‘inputs’ Category

Stereoscopic GPS

May 14th, 2010

While carrying a GPS device in each hand, Nikki Pugh walks and walks again, building up a collection of the glitches and anomalies in the data.

From the event listing:

As the journey is repeated and the resulting data overlaid, unique generative drawings are produced that reveal relationships between the fabric of the city and the behaviour of the technology.

I would actually like to see this data plotted in 3D (including altitude) creating a tunnel or cloud that could be navigated first hand. It also makes me wonder, if there is this much spatial drift in GPS, what about temporal drift?
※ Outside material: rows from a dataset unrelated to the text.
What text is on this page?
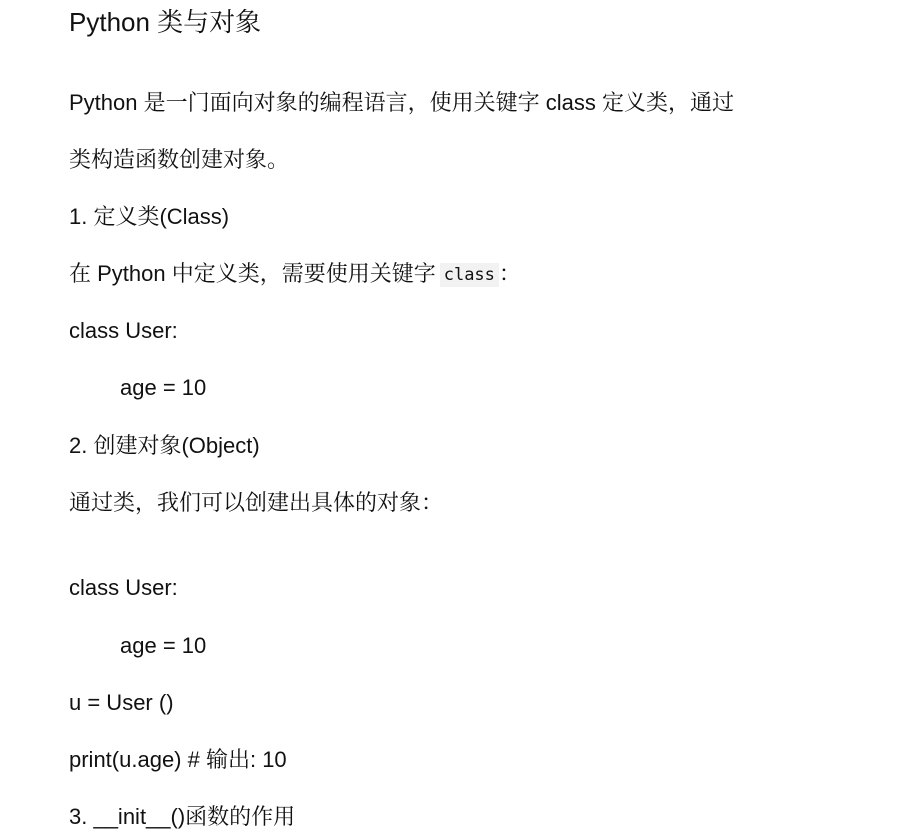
Python 类与对象
Python 是一门面向对象的编程语言，使用关键字 class 定义类，通过
类构造函数创建对象。
1. 定义类(Class)
在 Python 中定义类，需要使用关键字 class ：
class User:
age = 10
2. 创建对象(Object)
通过类，我们可以创建出具体的对象：
class User:
age = 10
u = User ()
print(u.age) # 输出: 10
3. __init__()函数的作用
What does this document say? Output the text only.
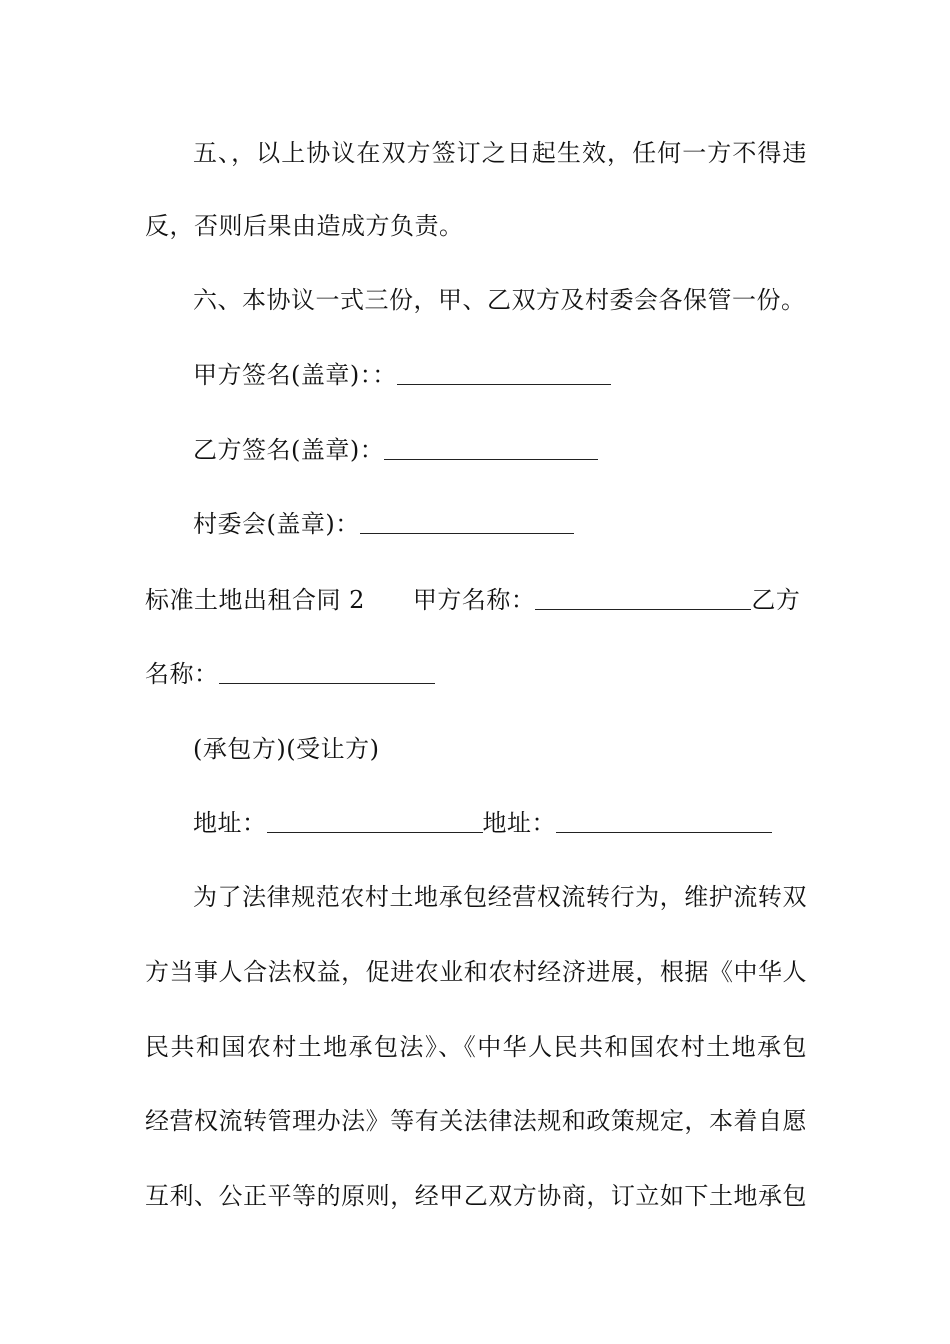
五、，以上协议在双方签订之日起生效，任何一方不得违
反，否则后果由造成方负责。
六、本协议一式三份，甲、乙双方及村委会各保管一份。
甲方签名(盖章)：：
乙方签名(盖章)：
村委会(盖章)：
标准土地出租合同 2 甲方名称：	乙方
名称：
(承包方)(受让方)
地址：	地址：
为了法律规范农村土地承包经营权流转行为，维护流转双
方当事人合法权益，促进农业和农村经济进展，根据《中华人
民共和国农村土地承包法》、《中华人民共和国农村土地承包
经营权流转管理办法》等有关法律法规和政策规定，本着自愿
互利、公正平等的原则，经甲乙双方协商，订立如下土地承包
This event took place as part of Tracing Mobility

Fixie Doubles

February 21st, 2010

Mad bike skills!

Into Something Formless

February 6th, 2010

Leon Botha talks about identity, vibrations, and formlessness.

I came across this guy researching Die Antwoord

Geography of Longevity

January 7th, 2010

This video actually has very little to do with geography, but I do find it interesting that there are specific places, micro regions, where longevity is dramatically higher than the global average. In this TED Talk, National Geographic writer Dan Buettner discusses some interesting common denominators of these long lived, healthy and happy clusters of humans.

There isn’t actually anything very surprising in terms of specific details, but where I see the value of these findings being transformative is in various scenarios such as urban planning, architecture, community development, families, tradition making, suburbia 2.0, retirement, economic development, health care reform, and more.

China is building handfuls of cities from scratch, I wonder how many, if any, of these common denominators have a chance at being intentionally incorporated. When new cities are being designed, is there a “creative brief”?

(via open culture blog)

Calma Village

January 5th, 2010

The most ambitious and engaged graffiti so far. It almost needs a new term coined just to differentiate it from everything else.

(Via @lucatoledo .)

Plugging in with Fingers and Eyes

January 5th, 2010

Jim Stogdill writes very well about a compelling theme in his article entitled Skinner Box? There’s an App for That. I would have to sum it up as being about the nature of distraction in today’s networked world, and our role in its continuation.

There are a few tantalizing snippets that I just have to share hoping to lure you into reading the whole thing, if you can focus long enough.

  • A self licking ice cream cone of the mind
  • We’re pre-implant so I plug into the Skinner Borg with fingers and eyes
  • The very technology that makes our collective integration possible also distracts us from advancing it

(Via @timoreilly.)

Swimming Through Architecture

January 5th, 2010

This cool video of Jeff Williams cruising around the space station brings up the obvious but perhaps underappreciated fact that in space, you don’t really need floors.

(Via
YouTube
- In This Orbital Outpost…We Are the Experiment
.)

Guerrilla Crosswalk

January 4th, 2010

This mystery crosswalk on E. Burnside at NE 8th seems to be working.
(Photo: Doug Klotz)

(Via Bike Portland.)

Robots Mimicking Humans Mimicking Robots

January 3rd, 2010

‘Tis hard to say which is a more compelling, or more primary, interpretation of the notion of “Robots Mimicking Humans Mimicking Robots”, the reversible Palingram or the infinitely extended Möbius loop.

They both tell a different story about our fascination with, and relationship to, simulated humanity, machine intelligence, creator and creation. As a proposed next step, I’d personally like to see another robot manning the remote controls of this robot, perhaps creating some kind of command based feedback loop, susceptible to minute changes, enabling a kind of machine evolution of culture.

Enjoy

The Radiated Library and The Televised Book

December 17th, 2009

How have people organized information over the centuries, and millennia? Are we predisposed toward more ‘linear’ or more ‘digital’ forms? How long have we been trying to cope with the problem of information overload? Are hierarchical trees a fundamental paradigm rooted in our own reproduction? How many times has the internet already been invented? How can we reinvent it again? How can we get enough distance from it to see it clearly?

In the 1890s and 1900s Paul Otlet designed and built a network where organized data could be explored, via “links” and a “web”.

via information architect and writer Alex Wright during a particularly good SALT lecture.